Welcome to Victoria!Here I am.
After 9 years of work in Montreal, a place where I was blessed to work through most of my trauma and come of age, I am finally in balmy Victoria. Upon arrival I hoped everything would be pristine, and while for the most part my life here is idyllic, this island has a way of folding in on itself.
I think this is the first moral I can share, it was actually taught to me by a dear friend, so I don’t want to take dibs on the wisdom. She told me, “just because you’ve worked through a pattern doesn’t mean the pattern ceases to exist.” Life is like that; when we realize this we get to choose how much we want to engage with the pattern and how much we want to get involved or allow it to exist. I found this pertinent. This island is small, all of us who live here will likely have to interact with characters that elicit habits we’ve worked hard to abolish. While I wouldn’t say these experiences are always cozy, I find them thought provoking and exhilarating. I’ve been learning to observe the patterns that generally entice me and rather than engaging, walking away, or if I do engage, cutting ties sooner.
I’ve been skimming through Women Who Run With Wolves (also borrowed from the same friend). The pattern I’ve noticed: I am the youngest sister, the little red riding hood; the ingenue who frolics through forlorn forests and wistfully longs for the moments before she noticed her grandma wasn’t really her grandma.
Patterns I’ve noticed: many young women have been trained to do this, when we are told not to judge a pattern of behaviours, or speak harshly or get angry. This is why I am a queen of nuance.
Opinion (also told to me by my former of psychologist): there is a difference between being judgemental and making a judgement call.
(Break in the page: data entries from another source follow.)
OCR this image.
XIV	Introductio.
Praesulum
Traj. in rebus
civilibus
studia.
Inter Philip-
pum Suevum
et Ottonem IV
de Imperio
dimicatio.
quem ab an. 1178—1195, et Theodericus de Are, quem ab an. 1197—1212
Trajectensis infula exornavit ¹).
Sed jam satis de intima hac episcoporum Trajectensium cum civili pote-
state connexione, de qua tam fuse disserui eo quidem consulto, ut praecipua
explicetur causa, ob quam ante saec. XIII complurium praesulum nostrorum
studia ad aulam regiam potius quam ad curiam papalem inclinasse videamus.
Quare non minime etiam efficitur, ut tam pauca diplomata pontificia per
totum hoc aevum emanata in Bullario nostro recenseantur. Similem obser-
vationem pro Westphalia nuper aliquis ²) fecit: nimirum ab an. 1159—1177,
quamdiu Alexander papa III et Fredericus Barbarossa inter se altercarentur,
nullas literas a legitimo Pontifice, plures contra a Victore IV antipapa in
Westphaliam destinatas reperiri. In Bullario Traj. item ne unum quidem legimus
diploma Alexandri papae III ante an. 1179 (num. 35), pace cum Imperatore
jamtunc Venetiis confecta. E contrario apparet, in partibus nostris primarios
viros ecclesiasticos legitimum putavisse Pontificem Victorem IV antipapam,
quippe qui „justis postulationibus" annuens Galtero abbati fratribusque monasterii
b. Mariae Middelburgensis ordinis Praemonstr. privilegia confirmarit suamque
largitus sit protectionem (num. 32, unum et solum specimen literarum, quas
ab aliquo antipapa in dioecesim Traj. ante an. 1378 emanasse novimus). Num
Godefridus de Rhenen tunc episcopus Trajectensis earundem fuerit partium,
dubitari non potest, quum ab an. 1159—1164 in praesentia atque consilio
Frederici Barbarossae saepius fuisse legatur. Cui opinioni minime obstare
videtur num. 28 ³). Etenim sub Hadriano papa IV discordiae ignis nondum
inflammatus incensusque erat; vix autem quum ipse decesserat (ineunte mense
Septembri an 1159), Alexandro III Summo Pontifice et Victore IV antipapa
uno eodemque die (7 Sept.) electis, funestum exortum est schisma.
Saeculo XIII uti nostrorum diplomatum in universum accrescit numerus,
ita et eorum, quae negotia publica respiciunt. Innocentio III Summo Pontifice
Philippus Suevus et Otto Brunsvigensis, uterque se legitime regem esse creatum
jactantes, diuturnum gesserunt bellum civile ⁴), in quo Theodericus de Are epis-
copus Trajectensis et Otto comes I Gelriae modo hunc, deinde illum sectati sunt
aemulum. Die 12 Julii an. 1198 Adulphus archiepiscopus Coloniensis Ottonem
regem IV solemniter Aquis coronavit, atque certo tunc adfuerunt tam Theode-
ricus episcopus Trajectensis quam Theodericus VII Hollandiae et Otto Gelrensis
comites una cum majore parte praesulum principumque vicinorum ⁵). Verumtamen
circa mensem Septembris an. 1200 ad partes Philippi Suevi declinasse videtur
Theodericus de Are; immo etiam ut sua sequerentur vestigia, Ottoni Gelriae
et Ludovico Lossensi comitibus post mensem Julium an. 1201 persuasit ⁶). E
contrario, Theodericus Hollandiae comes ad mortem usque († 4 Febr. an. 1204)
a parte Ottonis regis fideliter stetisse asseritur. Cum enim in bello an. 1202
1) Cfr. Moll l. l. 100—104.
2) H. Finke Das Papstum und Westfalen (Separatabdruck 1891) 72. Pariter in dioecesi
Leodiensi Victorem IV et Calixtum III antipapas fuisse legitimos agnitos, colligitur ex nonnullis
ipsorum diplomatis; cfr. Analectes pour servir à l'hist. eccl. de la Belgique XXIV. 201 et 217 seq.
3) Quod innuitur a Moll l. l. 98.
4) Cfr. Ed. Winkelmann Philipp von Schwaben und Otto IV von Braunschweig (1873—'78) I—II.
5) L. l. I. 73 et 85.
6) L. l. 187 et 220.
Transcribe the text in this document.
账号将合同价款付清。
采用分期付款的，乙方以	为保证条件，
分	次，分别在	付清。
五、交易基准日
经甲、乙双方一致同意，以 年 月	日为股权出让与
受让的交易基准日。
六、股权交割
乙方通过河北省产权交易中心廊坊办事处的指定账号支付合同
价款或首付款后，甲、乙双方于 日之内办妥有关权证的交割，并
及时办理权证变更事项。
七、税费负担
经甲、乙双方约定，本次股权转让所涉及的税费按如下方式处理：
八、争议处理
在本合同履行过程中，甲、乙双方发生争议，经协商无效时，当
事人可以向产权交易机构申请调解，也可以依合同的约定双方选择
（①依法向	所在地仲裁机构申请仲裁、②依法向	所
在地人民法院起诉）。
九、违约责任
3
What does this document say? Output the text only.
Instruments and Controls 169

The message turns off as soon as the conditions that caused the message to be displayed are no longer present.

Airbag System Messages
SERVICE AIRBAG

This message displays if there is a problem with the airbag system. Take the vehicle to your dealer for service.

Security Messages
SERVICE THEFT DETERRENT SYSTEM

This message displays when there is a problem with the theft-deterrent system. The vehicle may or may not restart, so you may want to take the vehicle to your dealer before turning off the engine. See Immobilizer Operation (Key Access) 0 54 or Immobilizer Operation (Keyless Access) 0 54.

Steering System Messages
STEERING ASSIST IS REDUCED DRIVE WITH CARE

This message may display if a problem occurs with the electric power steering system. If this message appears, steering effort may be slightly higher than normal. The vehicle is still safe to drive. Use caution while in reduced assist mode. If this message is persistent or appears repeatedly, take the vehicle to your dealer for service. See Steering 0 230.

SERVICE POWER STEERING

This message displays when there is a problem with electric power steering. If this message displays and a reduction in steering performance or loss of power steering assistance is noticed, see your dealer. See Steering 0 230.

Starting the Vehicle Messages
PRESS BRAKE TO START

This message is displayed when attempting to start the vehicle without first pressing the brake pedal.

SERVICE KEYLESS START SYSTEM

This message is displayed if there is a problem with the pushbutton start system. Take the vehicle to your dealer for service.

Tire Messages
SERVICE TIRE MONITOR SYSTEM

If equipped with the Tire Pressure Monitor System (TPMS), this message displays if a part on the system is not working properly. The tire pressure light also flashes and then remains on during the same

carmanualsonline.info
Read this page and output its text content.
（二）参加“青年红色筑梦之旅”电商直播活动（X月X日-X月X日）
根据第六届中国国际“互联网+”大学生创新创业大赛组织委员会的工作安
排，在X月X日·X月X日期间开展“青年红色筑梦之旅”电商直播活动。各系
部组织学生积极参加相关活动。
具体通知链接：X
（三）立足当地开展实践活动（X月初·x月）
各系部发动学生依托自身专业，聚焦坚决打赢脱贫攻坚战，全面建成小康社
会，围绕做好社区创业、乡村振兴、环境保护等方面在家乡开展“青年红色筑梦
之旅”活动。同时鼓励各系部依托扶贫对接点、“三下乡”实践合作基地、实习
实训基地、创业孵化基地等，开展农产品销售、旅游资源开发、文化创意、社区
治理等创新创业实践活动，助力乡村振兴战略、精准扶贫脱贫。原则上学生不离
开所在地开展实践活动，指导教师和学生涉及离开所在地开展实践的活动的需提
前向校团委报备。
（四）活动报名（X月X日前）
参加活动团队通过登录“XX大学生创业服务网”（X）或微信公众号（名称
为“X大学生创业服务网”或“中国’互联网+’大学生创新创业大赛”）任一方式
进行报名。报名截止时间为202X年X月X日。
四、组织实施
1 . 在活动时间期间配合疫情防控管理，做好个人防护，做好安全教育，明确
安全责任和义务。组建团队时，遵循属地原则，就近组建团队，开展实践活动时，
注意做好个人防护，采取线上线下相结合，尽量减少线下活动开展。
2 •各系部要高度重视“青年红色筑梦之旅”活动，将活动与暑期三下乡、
Observation: before getting aggressive one can say, “I’m feeling a lot of aggression right now” and then walk away. I’ve been doing this. I have a few triggers; authority figures who shouldn’t have authority and people telling me I lack compassion because I will be firm with people at times. I generally get triggered here because boundary setting is something I’ve worked on and it’s never fun to say no or put my foot down, but it’s necessary. Having boundaries does not equate with a lack of compassion. We need to integrate that as a culture (as you can see my firmness here suggest it’s a trigger).
Opinion: being compassionate doesn’t mean that you have to be a pushover or an embodiment of grace. Sometimes compassion comes out of realizing that others are just as capable of being as human as you are, which in essence liberates compassion from teetering towards belittlement.